When spasticity does require treatment, a range of effective
therapies that can be used alone or in combination are available.
Self Help
Dealing with Spasms
Spasms can sometimes be relieved by pushing your weight through the affected limb. Eg if it occurs in the leg, pressing your hand down on your knee or standing up can beak the cycle of spasm. Otherwise it is best not to fight a spasm as you will probably cause yourself further pain.
Preventing Spasms
Spasticity can be brought on by rapid movement, or by
sensory stimulation. An important aspect of spasticity treatment is minimising
the types of stimuli that can trigger it: pain, pressure sores, urinary tract
infection, ingrown toenails, restrictive clothing, and constipation, for example.

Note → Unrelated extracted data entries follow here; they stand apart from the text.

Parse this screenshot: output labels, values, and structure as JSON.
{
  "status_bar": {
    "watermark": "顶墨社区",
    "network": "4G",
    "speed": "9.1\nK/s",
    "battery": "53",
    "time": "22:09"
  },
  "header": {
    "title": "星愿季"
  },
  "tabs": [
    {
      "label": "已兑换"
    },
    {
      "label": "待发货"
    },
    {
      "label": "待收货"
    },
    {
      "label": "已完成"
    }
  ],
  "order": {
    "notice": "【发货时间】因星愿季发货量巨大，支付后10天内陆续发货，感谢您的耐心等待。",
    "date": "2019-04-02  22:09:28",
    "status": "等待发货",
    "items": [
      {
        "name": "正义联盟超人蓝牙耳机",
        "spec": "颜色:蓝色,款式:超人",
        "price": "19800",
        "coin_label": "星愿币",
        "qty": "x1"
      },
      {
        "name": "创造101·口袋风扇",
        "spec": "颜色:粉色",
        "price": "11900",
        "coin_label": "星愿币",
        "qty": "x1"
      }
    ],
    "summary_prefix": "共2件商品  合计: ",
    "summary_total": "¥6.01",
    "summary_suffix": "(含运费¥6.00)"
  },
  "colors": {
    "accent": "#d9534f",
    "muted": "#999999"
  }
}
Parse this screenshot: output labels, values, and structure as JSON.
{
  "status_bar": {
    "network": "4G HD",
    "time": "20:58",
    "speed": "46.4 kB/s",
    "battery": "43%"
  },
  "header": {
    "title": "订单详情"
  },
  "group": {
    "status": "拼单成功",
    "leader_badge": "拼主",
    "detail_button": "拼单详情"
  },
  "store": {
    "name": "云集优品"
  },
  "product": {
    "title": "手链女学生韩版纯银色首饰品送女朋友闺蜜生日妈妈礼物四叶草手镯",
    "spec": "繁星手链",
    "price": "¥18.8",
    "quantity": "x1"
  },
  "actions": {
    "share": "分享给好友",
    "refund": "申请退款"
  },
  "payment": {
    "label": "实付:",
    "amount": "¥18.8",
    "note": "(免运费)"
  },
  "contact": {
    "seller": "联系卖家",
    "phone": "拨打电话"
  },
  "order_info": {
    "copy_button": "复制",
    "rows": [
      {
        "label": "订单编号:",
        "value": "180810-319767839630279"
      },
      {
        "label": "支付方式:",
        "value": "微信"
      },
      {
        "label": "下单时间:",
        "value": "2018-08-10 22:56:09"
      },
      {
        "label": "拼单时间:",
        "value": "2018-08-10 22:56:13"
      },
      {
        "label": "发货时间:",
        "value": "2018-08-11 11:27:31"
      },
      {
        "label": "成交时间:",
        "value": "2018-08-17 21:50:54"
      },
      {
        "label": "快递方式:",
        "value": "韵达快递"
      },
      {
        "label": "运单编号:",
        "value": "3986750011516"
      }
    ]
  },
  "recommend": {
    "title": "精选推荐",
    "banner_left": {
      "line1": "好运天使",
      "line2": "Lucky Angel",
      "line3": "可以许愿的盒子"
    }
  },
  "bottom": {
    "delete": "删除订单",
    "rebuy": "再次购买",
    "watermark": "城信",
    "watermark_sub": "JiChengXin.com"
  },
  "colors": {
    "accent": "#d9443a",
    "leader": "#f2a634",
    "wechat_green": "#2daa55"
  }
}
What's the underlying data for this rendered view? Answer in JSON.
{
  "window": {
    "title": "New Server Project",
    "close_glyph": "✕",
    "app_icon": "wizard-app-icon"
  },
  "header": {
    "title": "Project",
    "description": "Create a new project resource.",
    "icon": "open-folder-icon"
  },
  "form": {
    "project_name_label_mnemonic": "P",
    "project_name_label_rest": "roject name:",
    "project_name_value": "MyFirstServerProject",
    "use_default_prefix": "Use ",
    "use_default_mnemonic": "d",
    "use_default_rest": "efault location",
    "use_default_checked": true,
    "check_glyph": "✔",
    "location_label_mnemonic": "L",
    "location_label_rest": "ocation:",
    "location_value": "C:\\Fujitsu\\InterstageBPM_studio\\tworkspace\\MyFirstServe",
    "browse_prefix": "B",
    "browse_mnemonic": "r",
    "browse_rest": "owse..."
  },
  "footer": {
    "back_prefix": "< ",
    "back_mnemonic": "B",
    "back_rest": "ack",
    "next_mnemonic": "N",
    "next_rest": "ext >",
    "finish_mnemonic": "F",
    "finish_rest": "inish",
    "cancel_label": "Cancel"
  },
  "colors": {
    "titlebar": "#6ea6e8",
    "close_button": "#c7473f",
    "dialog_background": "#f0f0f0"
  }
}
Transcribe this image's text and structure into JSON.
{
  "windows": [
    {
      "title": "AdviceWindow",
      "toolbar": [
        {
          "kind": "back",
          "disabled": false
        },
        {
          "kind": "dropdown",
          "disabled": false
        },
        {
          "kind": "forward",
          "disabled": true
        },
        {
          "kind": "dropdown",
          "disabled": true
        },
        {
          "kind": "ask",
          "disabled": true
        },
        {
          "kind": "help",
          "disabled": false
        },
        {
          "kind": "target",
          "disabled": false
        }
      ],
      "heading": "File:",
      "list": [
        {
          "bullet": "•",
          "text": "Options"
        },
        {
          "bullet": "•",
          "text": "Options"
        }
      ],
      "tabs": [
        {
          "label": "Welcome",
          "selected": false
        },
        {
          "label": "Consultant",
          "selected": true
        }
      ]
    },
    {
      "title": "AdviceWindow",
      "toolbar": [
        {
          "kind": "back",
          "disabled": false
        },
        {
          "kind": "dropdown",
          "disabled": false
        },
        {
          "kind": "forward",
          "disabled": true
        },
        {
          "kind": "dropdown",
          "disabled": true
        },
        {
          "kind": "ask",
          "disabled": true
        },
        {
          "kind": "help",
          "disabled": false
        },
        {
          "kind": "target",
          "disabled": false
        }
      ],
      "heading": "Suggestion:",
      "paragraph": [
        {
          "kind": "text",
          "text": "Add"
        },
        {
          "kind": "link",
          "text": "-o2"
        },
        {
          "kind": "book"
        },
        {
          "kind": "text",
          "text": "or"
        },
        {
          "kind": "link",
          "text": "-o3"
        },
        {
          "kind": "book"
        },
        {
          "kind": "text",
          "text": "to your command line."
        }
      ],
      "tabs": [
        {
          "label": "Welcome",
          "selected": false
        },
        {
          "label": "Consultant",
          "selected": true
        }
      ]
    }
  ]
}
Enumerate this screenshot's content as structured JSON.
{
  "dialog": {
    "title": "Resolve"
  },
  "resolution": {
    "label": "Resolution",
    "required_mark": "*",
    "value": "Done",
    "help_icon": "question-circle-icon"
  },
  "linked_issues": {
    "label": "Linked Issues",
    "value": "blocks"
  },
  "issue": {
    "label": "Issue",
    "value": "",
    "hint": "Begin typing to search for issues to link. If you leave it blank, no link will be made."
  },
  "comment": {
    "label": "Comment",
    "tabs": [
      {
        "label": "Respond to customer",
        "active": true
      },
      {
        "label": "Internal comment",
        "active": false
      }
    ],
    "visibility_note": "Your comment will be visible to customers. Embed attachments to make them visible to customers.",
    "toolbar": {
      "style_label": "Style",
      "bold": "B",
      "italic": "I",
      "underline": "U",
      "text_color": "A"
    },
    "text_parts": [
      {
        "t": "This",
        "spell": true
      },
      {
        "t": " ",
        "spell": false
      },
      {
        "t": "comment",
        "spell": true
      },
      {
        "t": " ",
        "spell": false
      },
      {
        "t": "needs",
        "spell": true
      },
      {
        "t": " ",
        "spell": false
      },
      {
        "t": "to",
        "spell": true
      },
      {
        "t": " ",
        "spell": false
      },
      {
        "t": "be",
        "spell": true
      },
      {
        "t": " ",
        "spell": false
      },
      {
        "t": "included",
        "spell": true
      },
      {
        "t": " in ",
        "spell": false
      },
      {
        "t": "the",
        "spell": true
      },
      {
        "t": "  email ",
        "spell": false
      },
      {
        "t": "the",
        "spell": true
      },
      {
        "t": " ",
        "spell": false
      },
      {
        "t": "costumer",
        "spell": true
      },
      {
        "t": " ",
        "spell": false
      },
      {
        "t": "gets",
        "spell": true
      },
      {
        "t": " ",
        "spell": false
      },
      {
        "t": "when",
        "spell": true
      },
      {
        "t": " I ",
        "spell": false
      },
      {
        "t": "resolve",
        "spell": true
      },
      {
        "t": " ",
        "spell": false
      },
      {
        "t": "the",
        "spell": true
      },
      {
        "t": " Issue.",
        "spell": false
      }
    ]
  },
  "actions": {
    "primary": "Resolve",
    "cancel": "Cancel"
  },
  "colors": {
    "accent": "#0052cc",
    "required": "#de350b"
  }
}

Spasms that occur at night could be the result of poor sleeping positions -
seeking advice from your physiotherapist on correctly positioning yourself in
bed.
Appropriate
positioning in wheelchairs will also help avoid pressure areas developing.
Medicines
Oral medications are often used to treat spasticity. Side effects can occur and should be monitored, reducing the dose or changing medication may help with these. There are four major oral medicines used to reduce spasticity:
Benzodiazepines
Benzodiazepines reduce spasticity through their action on the central nervous system.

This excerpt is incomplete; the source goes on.